Throughout the 1900s this coincidence of Jesus’ birth and our weekly worship time was a delight to ministers who would see crowds gather in greater number than any other time of the year (except possibly Easter). But something changed as we headed into the new century. Maybe it was the reaction to covid, or the development of the “Mega-Church” and the explosion of church staffs and production qualities that rival Academy Awards shows. The modern “worship service” takes more people and more tech than the Death Star development in Star Wars, especially if it is broadcast over multiple campuses and the internet! Why not just pre-record it?

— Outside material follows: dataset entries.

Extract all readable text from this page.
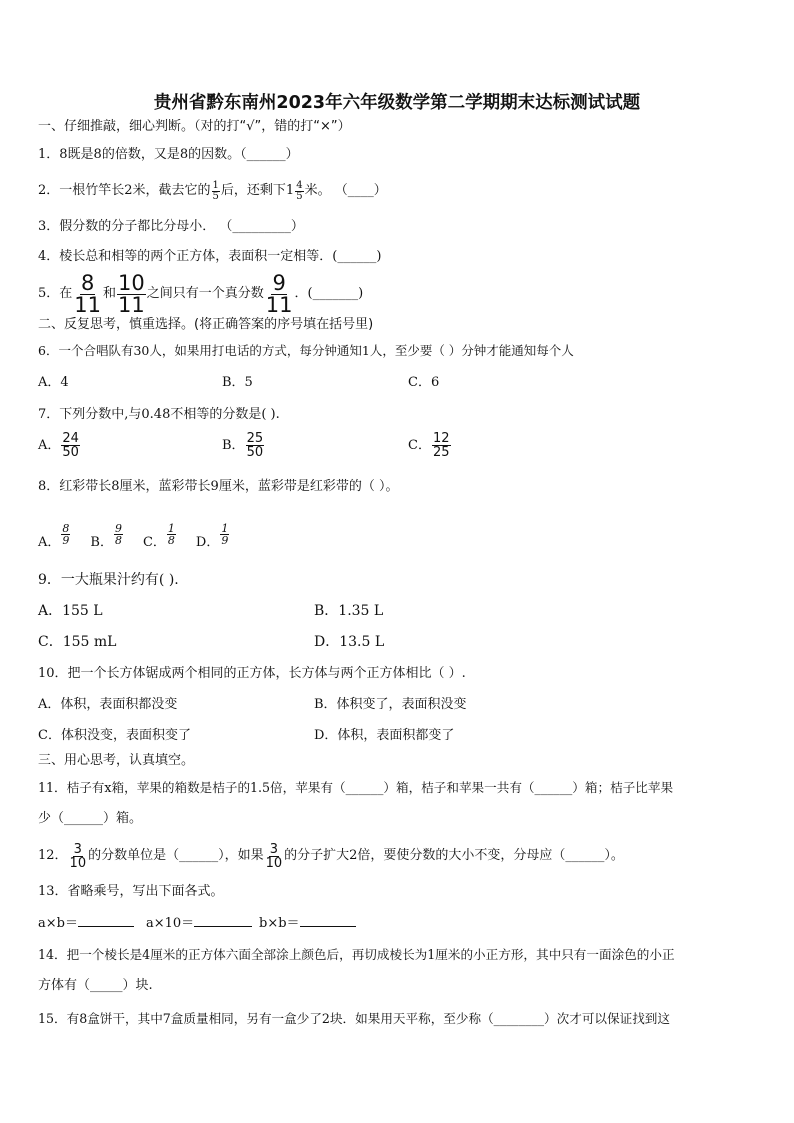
贵州省黔东南州2023年六年级数学第二学期期末达标测试试题
一、仔细推敲，细心判断。（对的打“√”，错的打“×”）
1．8既是8的倍数，又是8的因数。（______）
2．一根竹竿长2米，截去它的 $\frac{1}{5}$ 后，还剩下$1 \frac{4}{5}$ 米。 （____）
3．假分数的分子都比分母小． （_________）
4．棱长总和相等的两个正方体，表面积一定相等．(______)
5．在 $\frac{8}{11}$ 和 $\frac{10}{11}$ 之间只有一个真分数 $\frac{9}{11}$ ．(_______)
二、反复思考，慎重选择。(将正确答案的序号填在括号里)
6．一个合唱队有30人，如果用打电话的方式，每分钟通知1人，至少要（ ）分钟才能通知每个人
A．4	B．5	C．6
7．下列分数中,与0.48不相等的分数是( ).
A． $\frac{24}{50}$	B． $\frac{25}{50}$	C． $\frac{12}{25}$
8．红彩带长8厘米，蓝彩带长9厘米，蓝彩带是红彩带的（ ）。
A． $\frac{8}{9}$ B． $\frac{9}{8}$ C． $\frac{1}{8}$ D． $\frac{1}{9}$
9．一大瓶果汁约有( ).
A．155 L	B．1.35 L
C．155 mL	D．13.5 L
10．把一个长方体锯成两个相同的正方体，长方体与两个正方体相比（ ）.
A．体积，表面积都没变	B．体积变了，表面积没变
C．体积没变，表面积变了	D．体积，表面积都变了
三、用心思考，认真填空。
11．桔子有x箱，苹果的箱数是桔子的1.5倍，苹果有（______）箱，桔子和苹果一共有（______）箱；桔子比苹果
少（______）箱。
12． $\frac{3}{10}$ 的分数单位是（______），如果 $\frac{3}{10}$ 的分子扩大2倍，要使分数的大小不变，分母应（______）。
13．省略乘号，写出下面各式。
a×b＝	a×10＝	b×b＝
14．把一个棱长是4厘米的正方体六面全部涂上颜色后，再切成棱长为1厘米的小正方形，其中只有一面涂色的小正
方体有（_____）块.
15．有8盒饼干，其中7盒质量相同，另有一盒少了2块．如果用天平称，至少称（________）次才可以保证找到这
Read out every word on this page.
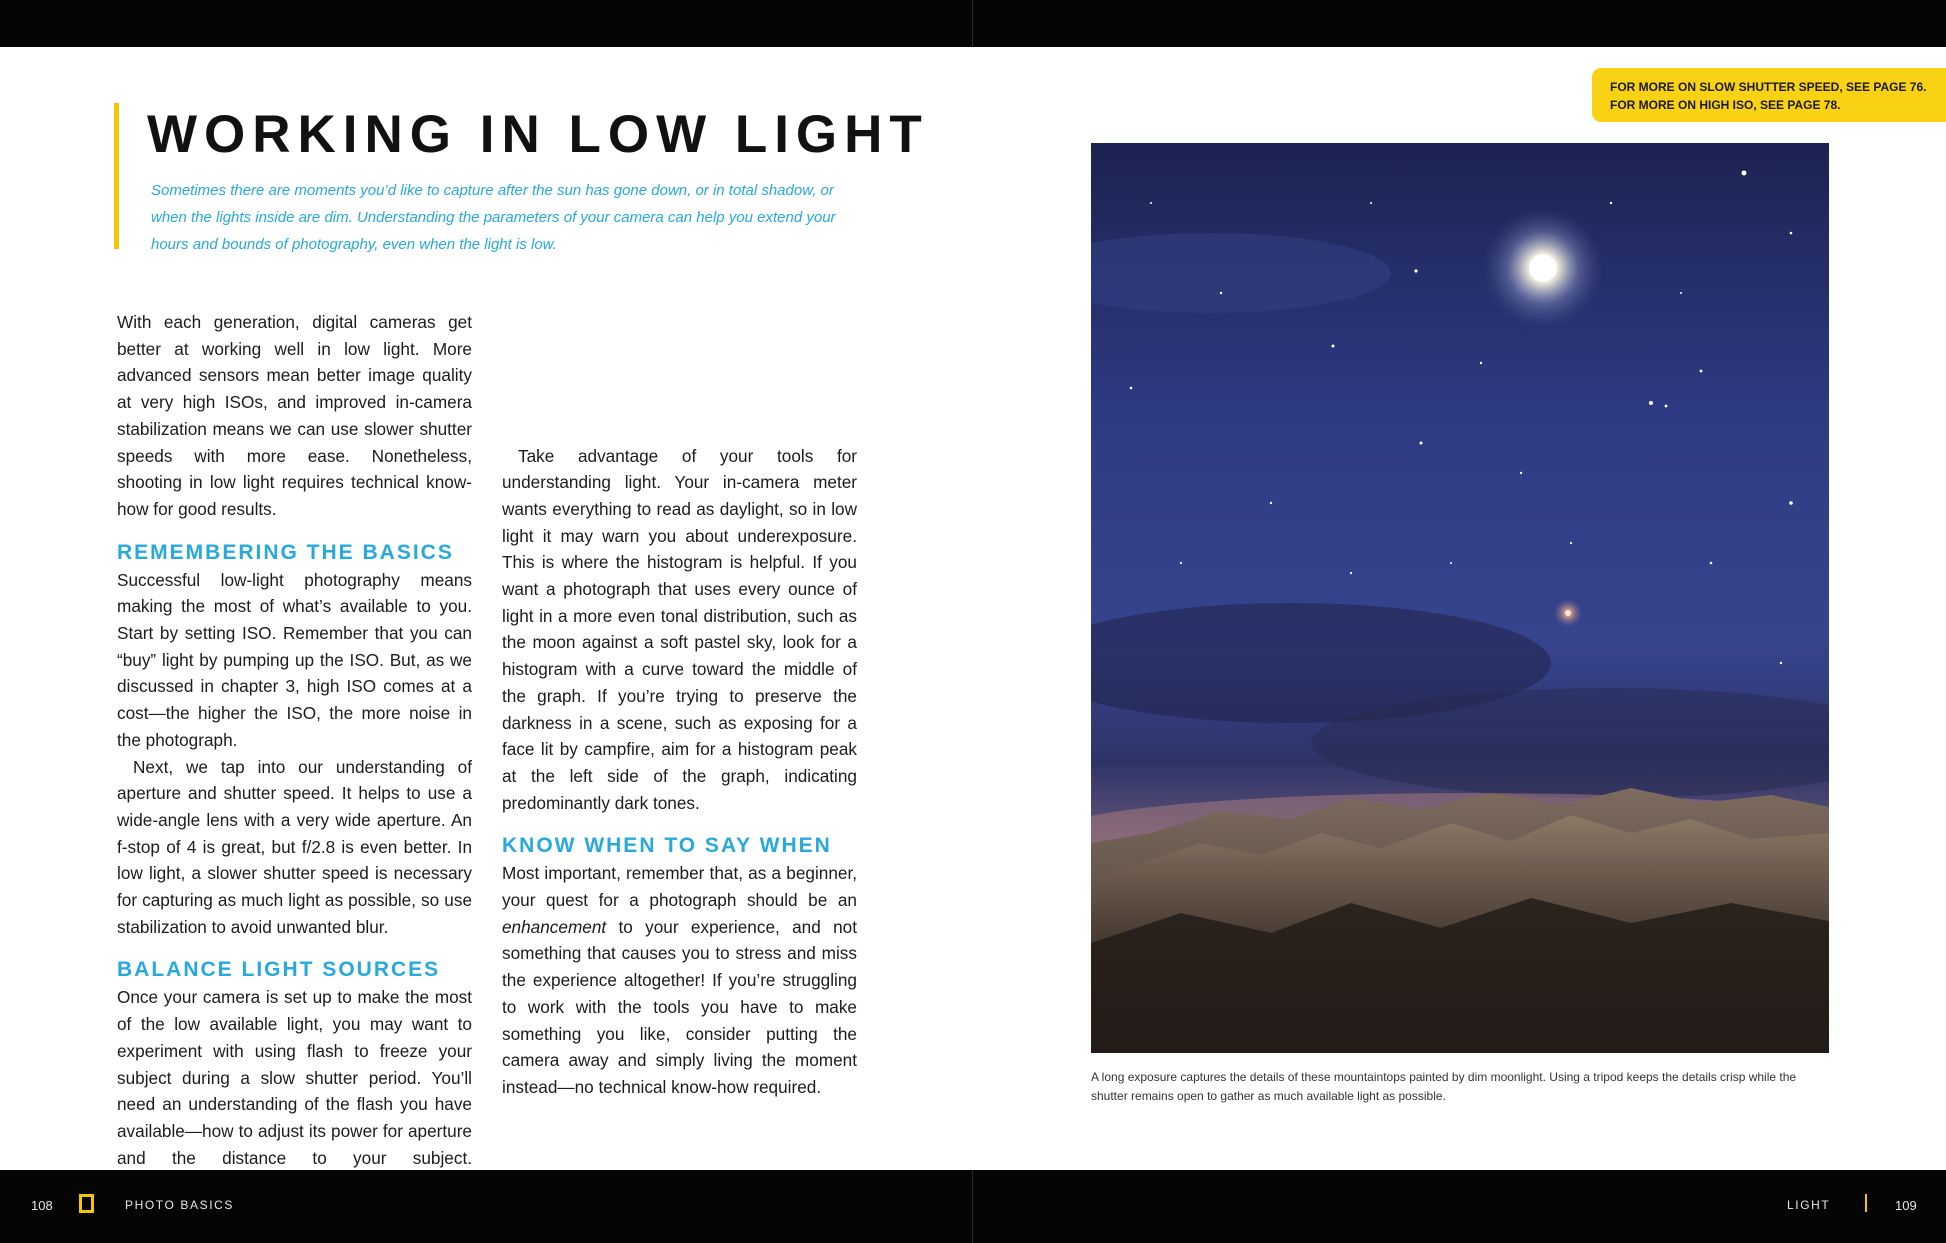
FOR MORE ON SLOW SHUTTER SPEED, SEE PAGE 76.
FOR MORE ON HIGH ISO, SEE PAGE 78.
WORKING IN LOW LIGHT

Sometimes there are moments you’d like to capture after the sun has gone down, or in total shadow, or when the lights inside are dim. Understanding the parameters of your camera can help you extend your hours and bounds of photography, even when the light is low.

With each generation, digital cameras get better at working well in low light. More advanced sensors mean better image quality at very high ISOs, and improved in-camera stabilization means we can use slower shutter speeds with more ease. Nonetheless, shooting in low light requires technical know-how for good results.

REMEMBERING THE BASICS

Successful low-light photography means making the most of what’s available to you. Start by setting ISO. Remember that you can “buy” light by pumping up the ISO. But, as we discussed in chapter 3, high ISO comes at a cost—the higher the ISO, the more noise in the photograph.

Next, we tap into our understanding of aperture and shutter speed. It helps to use a wide-angle lens with a very wide aperture. An f-stop of 4 is great, but f/2.8 is even better. In low light, a slower shutter speed is necessary for capturing as much light as possible, so use stabilization to avoid unwanted blur.

BALANCE LIGHT SOURCES

Once your camera is set up to make the most of the low available light, you may want to experiment with using flash to freeze your subject during a slow shutter period. You’ll need an understanding of the flash you have available—how to adjust its power for aperture and the distance to your subject.

Take advantage of your tools for understanding light. Your in-camera meter wants everything to read as daylight, so in low light it may warn you about underexposure. This is where the histogram is helpful. If you want a photograph that uses every ounce of light in a more even tonal distribution, such as the moon against a soft pastel sky, look for a histogram with a curve toward the middle of the graph. If you’re trying to preserve the darkness in a scene, such as exposing for a face lit by campfire, aim for a histogram peak at the left side of the graph, indicating predominantly dark tones.

KNOW WHEN TO SAY WHEN

Most important, remember that, as a beginner, your quest for a photograph should be an enhancement to your experience, and not something that causes you to stress and miss the experience altogether! If you’re struggling to work with the tools you have to make something you like, consider putting the camera away and simply living the moment instead—no technical know-how required.	A long exposure captures the details of these mountaintops painted by dim moonlight. Using a tripod keeps the details crisp while the shutter remains open to gather as much available light as possible.

108	PHOTO BASICS	LIGHT	109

Add that this year we have a “bomb cyclone❗” hitting the middle of the nation on Christmas “Adam.” (That’s the day before Christmas Eve… get it, Adam came before Eve? 😄) It seems like the weather forecasters need to cooperate with the fear-mongers at every level of government and large institutions, so they chose the most horrific words to describe what we used to call “a winter storm.” Yeah, yeah, big whoop, like we never dealt with snow and wind before. 🙄
When Christmas and Sunday rendezvous, some churches now feel the need to cancel Sunday worship so that the true meaning of Christmas can be experienced in all its fantastic, fabulous luxuriousness. After all, we know Christmas is about family and Santa Claus and presents … and eggnog! At least that’s what the agnostics and atheists say, and by actions (which speak louder than words) so does the Church when it cancels Jesus’ worship “in honor of Jesus’ birth.” Like my brother asks, “Why would I want to host a party in MY house on MY birthday!?” 😏
Happy Birthday, Jesus. We’re going to the movies rather than Your house today after we open all our presents we gave each other and not You.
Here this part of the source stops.